The readings traveled between kitchens where cigarette ash dangled precariously over stew pots, to the segregated, red-lined neighborhoods of Atlanta and Detroit, to occupied territories where girls carry ladders to clamber over walls to school, to erroneously tripped-upon World War I memorials, and to assisted-living facilities where the carpets are replaced every time someone dies. The series-ending Favorite Poem was delivered by the sole, prose-writing WordsWest Co-Curator Harold Taw: "When My Brother Fell" by Essex Hemphill. We ended with the presentation of a framed copy of an "exquisite corpse" commemorative poem generated by audience members who randomly selected lines drawn from the work of WordsWest authors over the life of the series (you can read it on our home page or at C & P Coffee Company).

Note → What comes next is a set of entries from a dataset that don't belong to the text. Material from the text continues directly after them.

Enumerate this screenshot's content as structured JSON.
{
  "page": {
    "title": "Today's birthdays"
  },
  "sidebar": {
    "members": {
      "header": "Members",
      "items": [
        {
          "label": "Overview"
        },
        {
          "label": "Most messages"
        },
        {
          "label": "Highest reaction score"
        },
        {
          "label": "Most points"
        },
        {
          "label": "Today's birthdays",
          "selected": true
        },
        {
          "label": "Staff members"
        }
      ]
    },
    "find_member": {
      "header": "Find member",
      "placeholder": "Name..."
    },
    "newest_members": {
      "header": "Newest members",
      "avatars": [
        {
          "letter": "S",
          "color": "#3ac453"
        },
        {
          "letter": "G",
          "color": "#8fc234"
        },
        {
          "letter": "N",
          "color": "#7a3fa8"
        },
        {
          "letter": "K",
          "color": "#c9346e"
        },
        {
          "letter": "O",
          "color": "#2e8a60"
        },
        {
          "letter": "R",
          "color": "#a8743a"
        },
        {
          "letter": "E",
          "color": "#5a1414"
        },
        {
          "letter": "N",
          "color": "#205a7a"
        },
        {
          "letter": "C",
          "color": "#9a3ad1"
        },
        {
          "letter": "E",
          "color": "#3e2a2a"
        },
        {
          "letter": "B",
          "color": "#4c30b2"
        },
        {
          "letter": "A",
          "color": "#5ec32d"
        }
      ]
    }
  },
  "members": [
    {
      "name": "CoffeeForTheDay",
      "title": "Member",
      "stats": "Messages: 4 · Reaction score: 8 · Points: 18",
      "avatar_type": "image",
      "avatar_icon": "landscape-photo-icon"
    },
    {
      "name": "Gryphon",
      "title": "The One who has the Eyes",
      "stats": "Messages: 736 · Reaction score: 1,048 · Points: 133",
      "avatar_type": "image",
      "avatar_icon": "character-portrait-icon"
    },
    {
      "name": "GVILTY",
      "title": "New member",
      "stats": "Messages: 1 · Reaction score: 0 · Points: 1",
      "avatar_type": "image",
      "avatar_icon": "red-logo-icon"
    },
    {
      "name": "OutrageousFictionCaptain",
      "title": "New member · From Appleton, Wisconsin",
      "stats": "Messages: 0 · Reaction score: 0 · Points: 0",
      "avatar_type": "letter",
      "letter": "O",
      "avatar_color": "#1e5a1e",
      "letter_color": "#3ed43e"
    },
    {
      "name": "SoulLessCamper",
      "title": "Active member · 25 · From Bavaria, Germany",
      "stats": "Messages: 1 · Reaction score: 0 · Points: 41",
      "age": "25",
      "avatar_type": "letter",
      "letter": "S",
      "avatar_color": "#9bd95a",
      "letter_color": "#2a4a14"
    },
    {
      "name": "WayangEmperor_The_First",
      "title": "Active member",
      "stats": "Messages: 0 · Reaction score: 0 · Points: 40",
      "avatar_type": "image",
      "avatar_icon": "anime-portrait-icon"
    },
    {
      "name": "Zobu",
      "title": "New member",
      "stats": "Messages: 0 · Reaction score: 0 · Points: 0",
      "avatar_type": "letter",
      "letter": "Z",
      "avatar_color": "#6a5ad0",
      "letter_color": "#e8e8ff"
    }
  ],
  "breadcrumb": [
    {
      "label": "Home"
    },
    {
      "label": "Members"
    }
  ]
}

The WordsWest Co-Curators Katy E. Ellis, Susan Rich, and Harold Taw want to express deep admiration and gratitude to Cameron and Peter Moores for sponsoring and providing WordsWest Literary Series with a home at C & P Coffee Company. We also want to thank Tracy Record and Patrick Sand (who came to photograph our final event!) of West Seattle Blog for your support over the years and for being the most important news and community discussion forum in West Seattle. And we have been so fortunate to be able to pay our WordsWest authors for their time and talents due to generous grants from Poets & Writers, Inc. and Seattle's Office of Arts and Culture.
Friends of Ford Prefect might end this post by saying, "So long and thanks for all the fish." We shall say simply, "Farewell." For now.